Drewniany dom firmy Castor - wnętrze

Dom z drewna. Współczesna architektura na warmińskiej wsi

Pomijając wspomniany już drewniano-murowany mur pruski, tak się składa, że na Warmii często domy były murowane, a stodoły – z drewna. Wiele z nich zachowało się jeszcze na podwórkach wiejskich siedlisk, a niektórzy odważni decydują się je odnowić. Inni stawiają jednak na nowocześniejszą architekturę. Współczesny dom-stodoła nawiązuje do dawnego stylu, a taki dom w technologii szkieletowej jest dla wielu świetnym rozwiązaniem tam, gdzie starej stodoły nie dało się uratować. – Szczególnie warto zwrócić uwagę na te z drewna z dużymi przeszkleniami sięgającymi powierzchni całej ściany – podkreśla Krzysztof Rydziński, dyrektor sprzedaży Castor Domy Drewniane, z dziesiątkami realizacji na Warmii. – Wiele osób ma stary, warmiński dom, ale obok, dla siebie czy dla gości, decyduje się postawić właśnie taki budynek, w którym jest jasno i ciepło o każdej porze roku. Niestety, o starym budownictwie nie zawsze można to powiedzieć – zaznacza.

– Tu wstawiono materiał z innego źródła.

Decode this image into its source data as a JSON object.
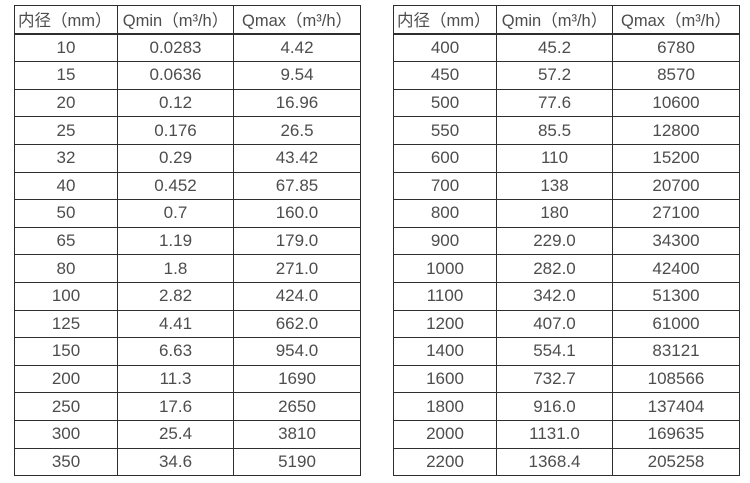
{
  "page": {
    "background_color": "#ffffff",
    "text_color": "#4d4d4d",
    "border_color": "#2e2e2e"
  },
  "tables": [
    {
      "id": "flow-table-left",
      "headers": [
        "内径（mm）",
        "Qmin（m³/h）",
        "Qmax（m³/h）"
      ],
      "rows": [
        [
          "10",
          "0.0283",
          "4.42"
        ],
        [
          "15",
          "0.0636",
          "9.54"
        ],
        [
          "20",
          "0.12",
          "16.96"
        ],
        [
          "25",
          "0.176",
          "26.5"
        ],
        [
          "32",
          "0.29",
          "43.42"
        ],
        [
          "40",
          "0.452",
          "67.85"
        ],
        [
          "50",
          "0.7",
          "160.0"
        ],
        [
          "65",
          "1.19",
          "179.0"
        ],
        [
          "80",
          "1.8",
          "271.0"
        ],
        [
          "100",
          "2.82",
          "424.0"
        ],
        [
          "125",
          "4.41",
          "662.0"
        ],
        [
          "150",
          "6.63",
          "954.0"
        ],
        [
          "200",
          "11.3",
          "1690"
        ],
        [
          "250",
          "17.6",
          "2650"
        ],
        [
          "300",
          "25.4",
          "3810"
        ],
        [
          "350",
          "34.6",
          "5190"
        ]
      ]
    },
    {
      "id": "flow-table-right",
      "headers": [
        "内径（mm）",
        "Qmin（m³/h）",
        "Qmax（m³/h）"
      ],
      "rows": [
        [
          "400",
          "45.2",
          "6780"
        ],
        [
          "450",
          "57.2",
          "8570"
        ],
        [
          "500",
          "77.6",
          "10600"
        ],
        [
          "550",
          "85.5",
          "12800"
        ],
        [
          "600",
          "110",
          "15200"
        ],
        [
          "700",
          "138",
          "20700"
        ],
        [
          "800",
          "180",
          "27100"
        ],
        [
          "900",
          "229.0",
          "34300"
        ],
        [
          "1000",
          "282.0",
          "42400"
        ],
        [
          "1100",
          "342.0",
          "51300"
        ],
        [
          "1200",
          "407.0",
          "61000"
        ],
        [
          "1400",
          "554.1",
          "83121"
        ],
        [
          "1600",
          "732.7",
          "108566"
        ],
        [
          "1800",
          "916.0",
          "137404"
        ],
        [
          "2000",
          "1131.0",
          "169635"
        ],
        [
          "2200",
          "1368.4",
          "205258"
        ]
      ]
    }
  ],
  "chart_data": {
    "type": "table",
    "title": "",
    "columns": [
      "内径（mm）",
      "Qmin（m³/h）",
      "Qmax（m³/h）"
    ],
    "note": "Two-panel table of nominal inner diameter vs minimum and maximum flow rates"
  }
}
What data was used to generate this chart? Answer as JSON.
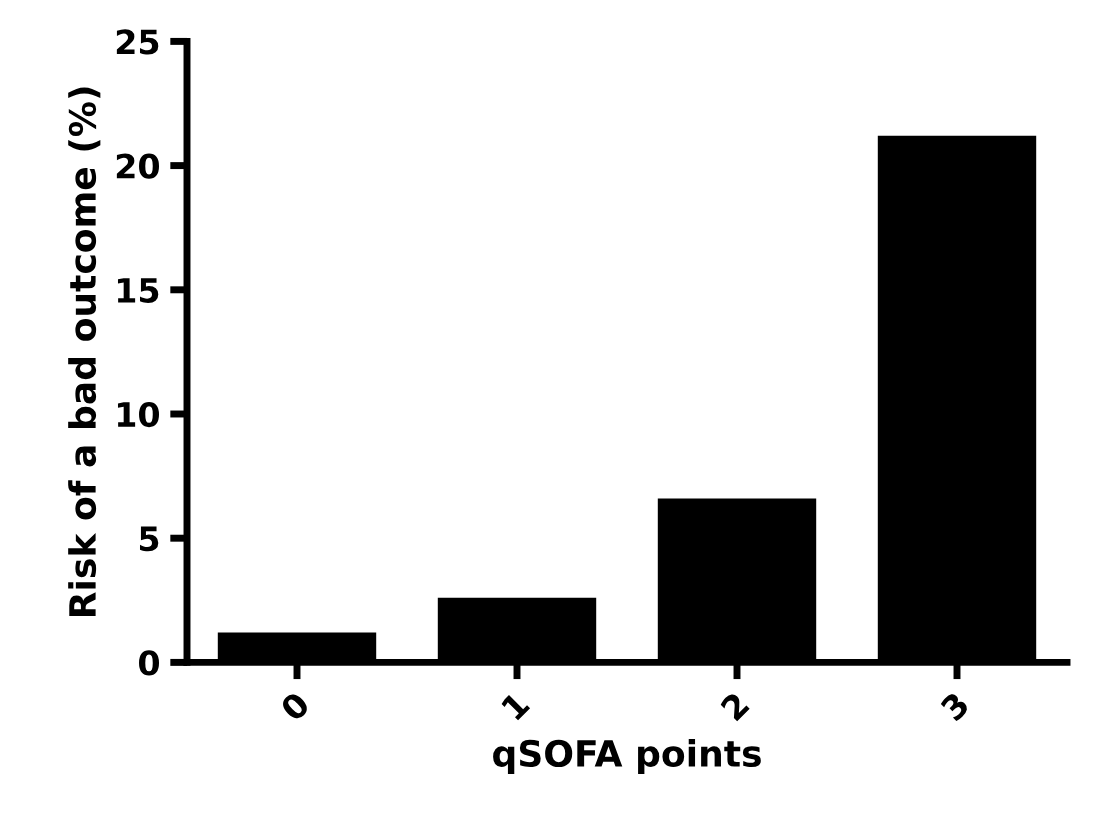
{
  "chart_data": {
    "type": "bar",
    "xlabel": "qSOFA points",
    "ylabel": "Risk of a bad outcome (%)",
    "categories": [
      "0",
      "1",
      "2",
      "3"
    ],
    "values": [
      1.2,
      2.6,
      6.6,
      21.2
    ],
    "color": "#000000",
    "ylim": [
      0,
      25
    ],
    "yticks": [
      0,
      5,
      10,
      15,
      20,
      25
    ],
    "grid": false
  }
}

Pośród najnowszych, oddanych do użytku realizacji Castor, jest np. Mazurskie Hytte – ośrodek w skandynawskim stylu z kilkudziesięcioma takimi „stodołami” na granicy Warmii i Mazur. Turyści uwielbiają klimat i zapach drewnianego domu, ale jednocześnie chcą odpoczywać wygodnie. Bez ciemnych zakamarków i skrzypiących schodów, za to z ogrzewaniem podłogowym i łazienką jak w dobrym hotelu. Nowoczesne drewniane budownictwo inspirowane przeszłością daje im takie możliwości.